Wer profitiert? Die Plattform, deren Existenz auf Klicks beruht. Die Aggregatoren, die algorithmisch verstärken, was Emotionen weckt. Die Kommentatoren, die am nächsten Morgen erklären, sie hätten es ja gleich gewusst, oder, schlimmer, jene, die es glauben und ihren Enkeln davon erzählen werden, weil die Geschichte so rund ist, dass sie nicht zerbrechen will. Der Mechanismus ist nicht neu. Er ist nur schneller geworden, und seine Tastatur steht inzwischen in jeder Tasche.

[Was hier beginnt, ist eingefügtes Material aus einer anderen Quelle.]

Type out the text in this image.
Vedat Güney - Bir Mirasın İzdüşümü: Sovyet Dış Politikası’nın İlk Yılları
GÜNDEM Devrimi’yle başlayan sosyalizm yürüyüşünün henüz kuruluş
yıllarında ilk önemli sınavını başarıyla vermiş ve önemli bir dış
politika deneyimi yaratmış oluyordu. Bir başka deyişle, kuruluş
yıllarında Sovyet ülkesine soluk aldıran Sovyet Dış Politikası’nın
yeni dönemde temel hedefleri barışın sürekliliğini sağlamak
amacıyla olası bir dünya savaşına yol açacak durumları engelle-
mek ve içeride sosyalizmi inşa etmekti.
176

Was bleibt, ist die nüchterne Bestandsaufnahme. Dollywood wird weiterhin von jener Gesellschaft geführt, die es seit Jahrzehnten führt. Die Great Smoky Mountains stehen, wo sie standen. Dolly Parton Productions ist ein eigenständiges Unternehmen mit eigenem Erbe, nicht eine Filiale im Mauseohren-Konzern. Wer den Park besuchen will, fährt nach Pigeon Forge und zahlt den regulären Eintritt, nicht den Preis einer Fantasie, die sich in den Stunden nach einem Tod als bequeme Ablenkung feilbot.
Es gibt Tage, an denen die Wahrheit nicht mehr verlangt als ihre nüchterne Feststellung. Es gibt andere, an denen sie verlangt, dass man ihr den Mechanismus zeigt, der sie verdecken wollte. Heute ist ein solcher Tag.